How Trump turned controversy into a winning strategy

Why Trump is winning despite controversies

Donald Trump is favored to win nearly every Super Tuesday state. Since the billionaire real estate mogul launched his long-shot campaign eight and a half months ago, his campaign has been brazen and anything but conventional. But outrageous comments have surprisingly worked in his favor, reports CBS News correspondent Jan Crawford.

When Trump descended on the presidential race last June, the billionaire's bid for the White House quickly became a late-night punchline.

"Donald Trump announced today he is running for president of the United States, which, by the way, traditionally means six more weeks of comedy," Conan O'Brien said.

Can anyone in the GOP stop Trump?

"It's fine, he's not gonna win anything, it's fine," Seth Myers said.

But within weeks, Trump soared to the top of the Republican polls and no candidate - or controversy - has been able to topple him.

He's taken aim at Mexican immigrants, Sen. John McCain and even battled with journalist Megyn Kelly, and each time, talking heads swore his run was over.

"If the question is 'How can you become president?' you can't be saying things like that," Bloomberg Politics managing editor John Heilemann said on "CBS This Morning" in June.

"I saw the destruction of a presidential campaign," Republican strategist Frank Luntz said on the show in August.

But each time, they were wrong.

Even in December, when Trump proposed the "total and complete shutdown of Muslims entering the United States," the White House didn't hold back.
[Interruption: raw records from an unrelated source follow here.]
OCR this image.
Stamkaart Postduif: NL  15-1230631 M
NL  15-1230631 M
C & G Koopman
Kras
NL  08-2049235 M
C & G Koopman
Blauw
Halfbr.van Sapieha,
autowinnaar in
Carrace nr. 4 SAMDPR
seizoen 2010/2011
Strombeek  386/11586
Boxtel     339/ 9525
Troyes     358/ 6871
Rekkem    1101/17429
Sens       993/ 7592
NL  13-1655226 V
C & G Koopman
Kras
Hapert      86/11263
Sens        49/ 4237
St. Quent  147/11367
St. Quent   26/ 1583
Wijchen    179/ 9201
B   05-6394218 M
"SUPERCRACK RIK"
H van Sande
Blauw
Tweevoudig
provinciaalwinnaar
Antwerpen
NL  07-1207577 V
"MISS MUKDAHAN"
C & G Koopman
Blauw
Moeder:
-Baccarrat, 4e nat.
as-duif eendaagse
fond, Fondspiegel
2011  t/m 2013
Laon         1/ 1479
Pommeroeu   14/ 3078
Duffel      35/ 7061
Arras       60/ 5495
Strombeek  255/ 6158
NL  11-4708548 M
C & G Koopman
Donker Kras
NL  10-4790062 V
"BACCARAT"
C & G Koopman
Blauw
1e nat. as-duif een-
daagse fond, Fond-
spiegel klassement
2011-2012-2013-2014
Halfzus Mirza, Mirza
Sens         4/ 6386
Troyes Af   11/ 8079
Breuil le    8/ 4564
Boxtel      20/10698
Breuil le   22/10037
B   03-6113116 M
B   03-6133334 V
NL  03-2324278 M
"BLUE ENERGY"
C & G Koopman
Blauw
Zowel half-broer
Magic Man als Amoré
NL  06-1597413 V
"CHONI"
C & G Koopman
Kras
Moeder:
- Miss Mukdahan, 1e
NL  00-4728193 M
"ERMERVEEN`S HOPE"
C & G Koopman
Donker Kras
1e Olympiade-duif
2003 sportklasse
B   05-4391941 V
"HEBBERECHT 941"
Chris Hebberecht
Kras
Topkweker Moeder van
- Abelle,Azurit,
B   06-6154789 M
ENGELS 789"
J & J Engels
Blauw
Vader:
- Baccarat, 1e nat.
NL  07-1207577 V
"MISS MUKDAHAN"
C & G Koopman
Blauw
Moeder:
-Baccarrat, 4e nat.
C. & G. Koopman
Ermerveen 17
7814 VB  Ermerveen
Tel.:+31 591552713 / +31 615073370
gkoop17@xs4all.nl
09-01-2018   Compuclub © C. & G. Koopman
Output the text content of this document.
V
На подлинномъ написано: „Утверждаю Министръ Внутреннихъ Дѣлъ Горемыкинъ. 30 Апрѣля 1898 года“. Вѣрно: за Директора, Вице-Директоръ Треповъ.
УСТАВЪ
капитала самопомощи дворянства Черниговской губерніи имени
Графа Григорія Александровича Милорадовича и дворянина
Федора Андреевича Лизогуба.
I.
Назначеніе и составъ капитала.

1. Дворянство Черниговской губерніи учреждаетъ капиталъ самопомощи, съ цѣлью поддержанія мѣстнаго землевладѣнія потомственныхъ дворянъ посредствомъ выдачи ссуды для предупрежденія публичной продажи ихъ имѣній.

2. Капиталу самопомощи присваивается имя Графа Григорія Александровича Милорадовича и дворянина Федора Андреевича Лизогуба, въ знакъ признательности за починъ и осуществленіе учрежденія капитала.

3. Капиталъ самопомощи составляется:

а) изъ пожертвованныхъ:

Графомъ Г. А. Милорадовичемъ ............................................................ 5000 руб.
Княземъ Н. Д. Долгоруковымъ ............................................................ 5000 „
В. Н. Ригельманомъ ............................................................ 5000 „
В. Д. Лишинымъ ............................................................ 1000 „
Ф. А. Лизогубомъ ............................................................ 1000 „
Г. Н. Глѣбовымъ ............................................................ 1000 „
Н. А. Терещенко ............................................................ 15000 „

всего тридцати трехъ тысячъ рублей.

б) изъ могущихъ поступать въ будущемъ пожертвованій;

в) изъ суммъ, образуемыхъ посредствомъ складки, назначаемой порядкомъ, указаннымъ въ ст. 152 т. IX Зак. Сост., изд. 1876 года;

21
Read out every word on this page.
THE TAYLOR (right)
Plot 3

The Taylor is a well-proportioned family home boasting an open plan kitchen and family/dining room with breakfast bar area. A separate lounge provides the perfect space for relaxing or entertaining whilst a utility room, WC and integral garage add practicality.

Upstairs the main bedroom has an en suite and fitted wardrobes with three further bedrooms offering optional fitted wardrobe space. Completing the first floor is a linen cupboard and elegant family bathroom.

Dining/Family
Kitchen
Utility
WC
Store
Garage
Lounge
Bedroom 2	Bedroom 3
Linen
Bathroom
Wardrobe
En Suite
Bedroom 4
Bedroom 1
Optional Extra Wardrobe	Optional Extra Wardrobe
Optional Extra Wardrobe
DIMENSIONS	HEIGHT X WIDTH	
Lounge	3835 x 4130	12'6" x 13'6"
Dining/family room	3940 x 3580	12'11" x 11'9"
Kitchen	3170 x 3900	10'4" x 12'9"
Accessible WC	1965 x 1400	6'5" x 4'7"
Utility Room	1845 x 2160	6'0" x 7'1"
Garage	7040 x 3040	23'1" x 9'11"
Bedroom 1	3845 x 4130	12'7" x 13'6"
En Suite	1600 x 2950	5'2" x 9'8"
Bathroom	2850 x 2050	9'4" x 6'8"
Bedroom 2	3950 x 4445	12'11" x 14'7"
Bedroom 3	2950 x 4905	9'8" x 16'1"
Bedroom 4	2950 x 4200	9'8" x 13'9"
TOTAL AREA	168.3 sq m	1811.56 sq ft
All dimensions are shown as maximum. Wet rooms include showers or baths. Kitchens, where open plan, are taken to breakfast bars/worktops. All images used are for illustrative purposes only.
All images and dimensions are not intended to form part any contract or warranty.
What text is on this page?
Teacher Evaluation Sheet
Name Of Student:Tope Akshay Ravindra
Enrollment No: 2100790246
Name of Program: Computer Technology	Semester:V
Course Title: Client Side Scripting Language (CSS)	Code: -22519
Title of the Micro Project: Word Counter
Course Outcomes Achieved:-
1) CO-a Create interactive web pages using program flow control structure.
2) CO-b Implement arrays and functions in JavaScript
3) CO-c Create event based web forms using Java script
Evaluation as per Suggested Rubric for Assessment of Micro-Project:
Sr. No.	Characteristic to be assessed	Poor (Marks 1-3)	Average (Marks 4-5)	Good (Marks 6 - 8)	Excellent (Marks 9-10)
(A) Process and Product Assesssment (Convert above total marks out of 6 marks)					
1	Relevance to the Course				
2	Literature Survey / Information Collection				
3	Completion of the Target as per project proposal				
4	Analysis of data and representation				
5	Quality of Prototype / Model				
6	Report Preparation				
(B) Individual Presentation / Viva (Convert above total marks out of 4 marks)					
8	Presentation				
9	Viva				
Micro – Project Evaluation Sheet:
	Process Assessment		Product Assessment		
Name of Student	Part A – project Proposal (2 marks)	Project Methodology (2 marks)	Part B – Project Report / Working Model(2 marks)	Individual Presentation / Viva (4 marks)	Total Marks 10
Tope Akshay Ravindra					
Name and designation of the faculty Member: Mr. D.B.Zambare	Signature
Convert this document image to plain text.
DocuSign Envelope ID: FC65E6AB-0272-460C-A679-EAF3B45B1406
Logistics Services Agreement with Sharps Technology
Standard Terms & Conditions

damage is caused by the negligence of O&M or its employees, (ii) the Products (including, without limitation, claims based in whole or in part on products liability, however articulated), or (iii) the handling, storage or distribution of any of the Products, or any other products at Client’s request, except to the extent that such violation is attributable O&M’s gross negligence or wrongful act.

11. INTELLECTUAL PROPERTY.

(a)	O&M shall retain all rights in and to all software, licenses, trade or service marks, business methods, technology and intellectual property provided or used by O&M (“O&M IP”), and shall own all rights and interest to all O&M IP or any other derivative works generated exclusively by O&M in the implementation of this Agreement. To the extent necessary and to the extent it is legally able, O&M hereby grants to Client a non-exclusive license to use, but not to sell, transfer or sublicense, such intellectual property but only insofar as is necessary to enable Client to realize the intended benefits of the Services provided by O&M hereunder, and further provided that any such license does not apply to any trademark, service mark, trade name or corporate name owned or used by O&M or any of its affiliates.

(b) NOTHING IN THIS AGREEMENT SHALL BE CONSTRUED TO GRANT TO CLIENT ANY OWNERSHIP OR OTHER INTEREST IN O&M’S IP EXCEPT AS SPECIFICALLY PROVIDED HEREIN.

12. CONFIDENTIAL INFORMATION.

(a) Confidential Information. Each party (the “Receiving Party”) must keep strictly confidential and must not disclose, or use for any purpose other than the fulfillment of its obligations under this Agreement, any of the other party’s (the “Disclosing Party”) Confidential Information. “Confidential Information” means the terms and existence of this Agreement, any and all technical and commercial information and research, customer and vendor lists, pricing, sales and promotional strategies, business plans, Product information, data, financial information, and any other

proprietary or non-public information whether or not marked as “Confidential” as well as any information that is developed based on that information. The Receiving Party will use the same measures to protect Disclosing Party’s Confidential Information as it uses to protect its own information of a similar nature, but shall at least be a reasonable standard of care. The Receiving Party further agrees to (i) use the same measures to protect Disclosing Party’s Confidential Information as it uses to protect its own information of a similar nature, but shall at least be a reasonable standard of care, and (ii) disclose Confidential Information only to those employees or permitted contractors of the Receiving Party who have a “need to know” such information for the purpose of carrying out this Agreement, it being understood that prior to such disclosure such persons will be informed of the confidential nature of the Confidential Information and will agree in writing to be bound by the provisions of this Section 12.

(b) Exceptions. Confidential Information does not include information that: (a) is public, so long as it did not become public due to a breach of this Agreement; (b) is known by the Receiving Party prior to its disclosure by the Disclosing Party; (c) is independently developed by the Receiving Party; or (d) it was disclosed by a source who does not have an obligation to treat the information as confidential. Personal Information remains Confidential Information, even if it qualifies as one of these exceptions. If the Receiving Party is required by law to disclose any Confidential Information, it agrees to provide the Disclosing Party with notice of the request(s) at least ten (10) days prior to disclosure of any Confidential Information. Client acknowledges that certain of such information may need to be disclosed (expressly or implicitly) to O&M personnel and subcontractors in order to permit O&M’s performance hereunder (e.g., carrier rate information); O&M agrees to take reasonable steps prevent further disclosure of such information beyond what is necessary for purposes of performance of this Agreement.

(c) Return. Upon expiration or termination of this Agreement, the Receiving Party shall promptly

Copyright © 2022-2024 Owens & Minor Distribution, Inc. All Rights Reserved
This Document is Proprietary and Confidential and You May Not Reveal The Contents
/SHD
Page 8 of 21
Donald Trump doubles down on Muslim ban remarks

"The fact is, what Donald said yesterday disqualifies him from serving as president," said White House Press Secretary Josh Earnest.

But the voters rallied.

"Nothing undoes this guy -- he is the closest thing to a candidate who says what he means and means what he says," said Luntz, who is among those surprised to see Trump make it this far. "Republicans were looking for the antithesis of Barack Obama and they found it in Donald Trump. Trump is agitated, irritable, rough, but he is everything that the Republican primary electorate is looking for."

From his claims that he saw people celebrating in New Jersey on 9/11 to his more recent comment that he "could stand in the middle of Fifth Avenue and shoot somebody" without losing any voters, the list goes on.

Trump was also the only Republican candidate not to rule out a third-party run at the first debate. He even waged a holy war against Pope Francis and remained unscathed.